One of my responsibilities in our emergency hospital is the training and mentoring of vets new to the field of emergency and critical care.

First look
FIRST LOOK: The patient was bitten by another dog and presented with multiple puncture wounds and difficulty breathing. Radiographs were taken to assess for thoracic injuries (click to zoom).

A common area I have found where clinicians request more training is radiographic interpretation.

When I review radiographs and find pathology that was missed, it Is more often due to a lack of systematic approach to reviewing the radiograph than the clinician’s lack of experience or knowledge.
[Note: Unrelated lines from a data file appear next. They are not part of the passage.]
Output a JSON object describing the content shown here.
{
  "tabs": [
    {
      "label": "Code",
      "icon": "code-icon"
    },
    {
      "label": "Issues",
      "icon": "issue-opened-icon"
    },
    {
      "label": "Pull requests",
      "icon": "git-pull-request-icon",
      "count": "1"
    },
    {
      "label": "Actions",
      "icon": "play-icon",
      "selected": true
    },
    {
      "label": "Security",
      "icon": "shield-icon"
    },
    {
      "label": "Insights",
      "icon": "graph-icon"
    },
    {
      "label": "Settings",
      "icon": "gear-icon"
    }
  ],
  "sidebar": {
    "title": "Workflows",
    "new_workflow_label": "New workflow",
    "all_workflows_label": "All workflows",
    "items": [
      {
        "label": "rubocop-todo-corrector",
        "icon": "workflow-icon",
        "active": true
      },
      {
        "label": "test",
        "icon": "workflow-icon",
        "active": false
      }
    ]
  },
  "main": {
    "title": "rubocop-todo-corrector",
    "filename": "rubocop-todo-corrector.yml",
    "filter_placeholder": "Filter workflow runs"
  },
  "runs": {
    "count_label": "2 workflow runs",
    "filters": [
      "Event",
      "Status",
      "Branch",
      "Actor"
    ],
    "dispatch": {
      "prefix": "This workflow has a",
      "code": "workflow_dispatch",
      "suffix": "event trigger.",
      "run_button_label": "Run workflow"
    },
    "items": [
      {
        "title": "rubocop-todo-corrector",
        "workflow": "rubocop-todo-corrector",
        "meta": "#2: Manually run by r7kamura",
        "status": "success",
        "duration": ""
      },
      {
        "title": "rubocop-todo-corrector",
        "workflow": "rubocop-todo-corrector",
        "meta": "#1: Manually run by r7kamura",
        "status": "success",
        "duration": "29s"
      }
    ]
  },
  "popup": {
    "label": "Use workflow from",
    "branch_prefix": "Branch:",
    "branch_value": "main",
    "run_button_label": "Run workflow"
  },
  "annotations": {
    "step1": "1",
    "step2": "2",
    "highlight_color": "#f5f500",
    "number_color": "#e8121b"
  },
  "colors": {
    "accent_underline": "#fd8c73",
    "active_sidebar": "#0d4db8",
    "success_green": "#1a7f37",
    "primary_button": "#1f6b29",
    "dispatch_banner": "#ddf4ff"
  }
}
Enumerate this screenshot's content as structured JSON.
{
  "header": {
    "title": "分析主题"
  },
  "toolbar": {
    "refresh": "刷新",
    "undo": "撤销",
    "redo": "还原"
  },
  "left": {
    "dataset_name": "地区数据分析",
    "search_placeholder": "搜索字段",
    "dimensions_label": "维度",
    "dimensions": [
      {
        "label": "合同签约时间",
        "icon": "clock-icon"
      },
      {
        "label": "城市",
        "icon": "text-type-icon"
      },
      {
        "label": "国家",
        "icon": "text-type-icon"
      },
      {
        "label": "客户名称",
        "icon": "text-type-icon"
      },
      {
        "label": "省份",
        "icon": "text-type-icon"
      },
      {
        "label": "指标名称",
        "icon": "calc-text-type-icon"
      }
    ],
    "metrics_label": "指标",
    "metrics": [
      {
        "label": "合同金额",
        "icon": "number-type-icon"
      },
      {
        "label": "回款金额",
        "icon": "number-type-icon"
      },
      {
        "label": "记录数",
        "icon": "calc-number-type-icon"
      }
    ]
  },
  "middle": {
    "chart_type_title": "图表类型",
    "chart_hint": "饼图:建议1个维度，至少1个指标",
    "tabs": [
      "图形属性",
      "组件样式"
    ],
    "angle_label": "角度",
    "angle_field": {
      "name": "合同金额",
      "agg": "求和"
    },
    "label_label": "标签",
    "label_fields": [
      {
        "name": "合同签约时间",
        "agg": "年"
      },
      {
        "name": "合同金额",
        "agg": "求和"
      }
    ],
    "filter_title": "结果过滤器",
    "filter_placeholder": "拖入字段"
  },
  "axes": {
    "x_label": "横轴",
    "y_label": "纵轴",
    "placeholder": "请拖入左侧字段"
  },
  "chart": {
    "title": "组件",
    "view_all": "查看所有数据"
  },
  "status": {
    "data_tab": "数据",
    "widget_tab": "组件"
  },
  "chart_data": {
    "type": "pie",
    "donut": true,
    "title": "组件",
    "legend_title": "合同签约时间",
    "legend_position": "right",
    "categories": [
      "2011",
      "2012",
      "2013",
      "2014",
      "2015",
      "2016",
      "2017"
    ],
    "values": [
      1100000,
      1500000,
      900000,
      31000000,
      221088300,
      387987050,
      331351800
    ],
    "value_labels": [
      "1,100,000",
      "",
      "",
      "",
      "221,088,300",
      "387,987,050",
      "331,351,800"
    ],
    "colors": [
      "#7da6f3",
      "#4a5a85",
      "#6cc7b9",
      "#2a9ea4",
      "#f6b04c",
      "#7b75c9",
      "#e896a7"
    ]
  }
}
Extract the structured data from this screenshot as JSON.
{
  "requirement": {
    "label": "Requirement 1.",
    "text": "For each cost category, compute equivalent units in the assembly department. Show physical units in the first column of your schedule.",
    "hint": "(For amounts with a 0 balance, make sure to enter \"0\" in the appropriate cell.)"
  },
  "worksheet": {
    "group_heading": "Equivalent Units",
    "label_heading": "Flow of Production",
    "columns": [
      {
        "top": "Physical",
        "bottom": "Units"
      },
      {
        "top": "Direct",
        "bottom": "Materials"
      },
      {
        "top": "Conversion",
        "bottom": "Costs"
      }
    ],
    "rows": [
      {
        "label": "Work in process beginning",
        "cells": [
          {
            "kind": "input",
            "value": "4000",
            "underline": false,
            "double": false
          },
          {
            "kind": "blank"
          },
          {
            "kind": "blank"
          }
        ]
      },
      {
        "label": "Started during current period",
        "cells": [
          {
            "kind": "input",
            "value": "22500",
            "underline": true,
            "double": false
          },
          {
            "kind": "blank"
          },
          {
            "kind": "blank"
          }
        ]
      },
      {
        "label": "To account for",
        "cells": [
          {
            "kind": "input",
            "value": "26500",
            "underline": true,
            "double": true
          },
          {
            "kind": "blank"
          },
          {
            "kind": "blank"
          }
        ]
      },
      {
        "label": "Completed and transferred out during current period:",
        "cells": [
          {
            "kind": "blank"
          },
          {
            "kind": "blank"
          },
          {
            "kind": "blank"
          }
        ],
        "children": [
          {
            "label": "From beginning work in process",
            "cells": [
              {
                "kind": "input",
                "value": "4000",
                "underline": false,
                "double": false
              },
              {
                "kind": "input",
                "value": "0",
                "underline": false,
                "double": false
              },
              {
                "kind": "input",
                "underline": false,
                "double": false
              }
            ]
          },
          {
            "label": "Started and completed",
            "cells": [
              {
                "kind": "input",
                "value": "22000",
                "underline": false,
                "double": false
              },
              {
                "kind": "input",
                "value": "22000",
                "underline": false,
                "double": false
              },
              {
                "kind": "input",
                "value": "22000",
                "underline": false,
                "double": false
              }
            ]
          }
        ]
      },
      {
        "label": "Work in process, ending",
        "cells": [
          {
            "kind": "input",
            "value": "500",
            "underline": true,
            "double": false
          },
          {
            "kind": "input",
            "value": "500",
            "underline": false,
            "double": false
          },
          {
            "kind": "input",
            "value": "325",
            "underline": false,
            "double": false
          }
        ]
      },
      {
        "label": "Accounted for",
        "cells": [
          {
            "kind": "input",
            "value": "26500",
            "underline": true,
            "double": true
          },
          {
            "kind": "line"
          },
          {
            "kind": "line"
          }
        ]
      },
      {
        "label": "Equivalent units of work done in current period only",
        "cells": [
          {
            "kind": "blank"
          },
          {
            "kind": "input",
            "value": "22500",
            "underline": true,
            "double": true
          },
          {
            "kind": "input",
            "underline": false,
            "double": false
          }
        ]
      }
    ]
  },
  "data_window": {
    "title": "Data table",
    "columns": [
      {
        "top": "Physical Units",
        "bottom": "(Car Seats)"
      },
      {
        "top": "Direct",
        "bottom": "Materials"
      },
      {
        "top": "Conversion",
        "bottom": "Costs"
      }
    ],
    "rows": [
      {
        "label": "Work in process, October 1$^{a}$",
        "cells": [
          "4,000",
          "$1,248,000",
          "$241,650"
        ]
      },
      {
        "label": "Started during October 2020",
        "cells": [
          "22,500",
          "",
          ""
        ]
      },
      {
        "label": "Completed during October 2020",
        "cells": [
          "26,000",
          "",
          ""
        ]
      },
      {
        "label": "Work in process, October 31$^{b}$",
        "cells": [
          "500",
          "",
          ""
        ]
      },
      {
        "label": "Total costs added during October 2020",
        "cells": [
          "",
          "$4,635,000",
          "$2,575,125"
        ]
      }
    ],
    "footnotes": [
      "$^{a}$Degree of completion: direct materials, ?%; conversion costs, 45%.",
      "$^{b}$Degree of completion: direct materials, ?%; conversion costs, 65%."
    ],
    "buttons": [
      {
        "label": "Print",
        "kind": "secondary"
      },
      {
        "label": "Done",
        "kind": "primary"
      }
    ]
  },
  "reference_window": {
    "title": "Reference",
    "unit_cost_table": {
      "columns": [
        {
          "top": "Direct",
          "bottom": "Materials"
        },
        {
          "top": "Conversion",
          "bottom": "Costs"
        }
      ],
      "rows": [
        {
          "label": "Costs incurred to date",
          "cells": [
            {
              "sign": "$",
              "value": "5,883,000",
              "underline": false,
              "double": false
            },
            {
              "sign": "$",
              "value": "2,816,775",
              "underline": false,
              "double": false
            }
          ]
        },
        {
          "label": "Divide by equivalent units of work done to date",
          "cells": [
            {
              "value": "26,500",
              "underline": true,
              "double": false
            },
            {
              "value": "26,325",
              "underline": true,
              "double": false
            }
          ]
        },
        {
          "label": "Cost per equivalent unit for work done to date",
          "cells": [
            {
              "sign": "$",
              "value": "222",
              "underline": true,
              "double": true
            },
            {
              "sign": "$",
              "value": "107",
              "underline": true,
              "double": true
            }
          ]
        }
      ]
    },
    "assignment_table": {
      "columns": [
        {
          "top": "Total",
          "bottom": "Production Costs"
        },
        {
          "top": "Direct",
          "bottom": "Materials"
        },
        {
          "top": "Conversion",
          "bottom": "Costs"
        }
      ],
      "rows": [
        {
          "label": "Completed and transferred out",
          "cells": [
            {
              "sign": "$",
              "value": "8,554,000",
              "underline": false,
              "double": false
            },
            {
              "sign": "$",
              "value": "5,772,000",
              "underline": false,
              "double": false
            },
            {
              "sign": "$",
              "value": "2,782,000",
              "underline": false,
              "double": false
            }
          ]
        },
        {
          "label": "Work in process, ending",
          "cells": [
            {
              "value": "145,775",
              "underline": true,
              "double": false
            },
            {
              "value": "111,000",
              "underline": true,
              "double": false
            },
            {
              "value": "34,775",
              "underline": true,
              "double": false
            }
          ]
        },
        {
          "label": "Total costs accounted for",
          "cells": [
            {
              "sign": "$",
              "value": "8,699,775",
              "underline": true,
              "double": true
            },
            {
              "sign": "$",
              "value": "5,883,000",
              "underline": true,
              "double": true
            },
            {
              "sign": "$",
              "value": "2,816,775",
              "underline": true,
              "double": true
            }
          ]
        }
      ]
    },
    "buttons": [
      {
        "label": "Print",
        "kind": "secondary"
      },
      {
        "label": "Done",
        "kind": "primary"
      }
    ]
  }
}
There is, of course, no one set way you should go about interpreting a radiograph – but whatever the method, the entire radiograph should be assessed, not just the area of interest.

Radiograph tips

  1. Try not to struggle with your patient. If possible, appropriately sedate your patient (or anaesthetise if safe to do so). This reduces stress for everyone involved and improves your chance of getting a good radiograph. For musculoskeletal radiographs, you often need to manipulate painful joints and limbs to get diagnostic images.
  2. Take appropriate views. For example, I aim to get three plane projections for thorax and abdominal radiographs – i.e. left and right laterals and VD (or DV). Three views are critical for the assessment of both lung fields, and also to help interpret abdominal gas patterns more effectively.
  3. Collimate, rotate, crop, label and adjust the image appropriately. Displaying radiographs in a standardised format is important for proper assessment. Reviewing anatomy in the same way each time helps develop an understanding of what is normal, and makes identifying abnormalities easier.
  4. This is my top rule: At first, IGNORE the area you are interested in. This means, if you are interested in looking at the GI tract in a vomiting dog, try not to focus – albeit initially – on the stomach and intestines on your radiograph.
  5. Start at the periphery. This means things like the spine, subcutaneous tissue, etc – you would be surprised how often lesions are missed in these areas.
  6. reveal
    SECOND LOOK: This fracture was missed on initial review of the radiographs (click to reveal).
    Now take a look at the cavity space (the pleural and abdominal space, for example). You should not be able to see the pleural space, and you should see no evidence of air or fluid in the abdominal space. When it comes to musculoskeletal radiographs, don’t forget to consider joint cavities and soft tissue structures such as ligaments and tendons.
  7. Lastly, make sure you assess every organ (again leaving your organ of interest until last). Things often overlooked include the prostate, kidneys and mediastinal region. At the end of this, I always ask myself, have I missed an organ?

Tunnel vision

Another thing I like to do sometimes is take a step back and assess the radiograph again. I find this gives a better global view of the projection, as opposed to staring at it closely.

This is because when we focus on our area of interest, we start developing the habit of tunnel vision, introducing the potential for missing lesions.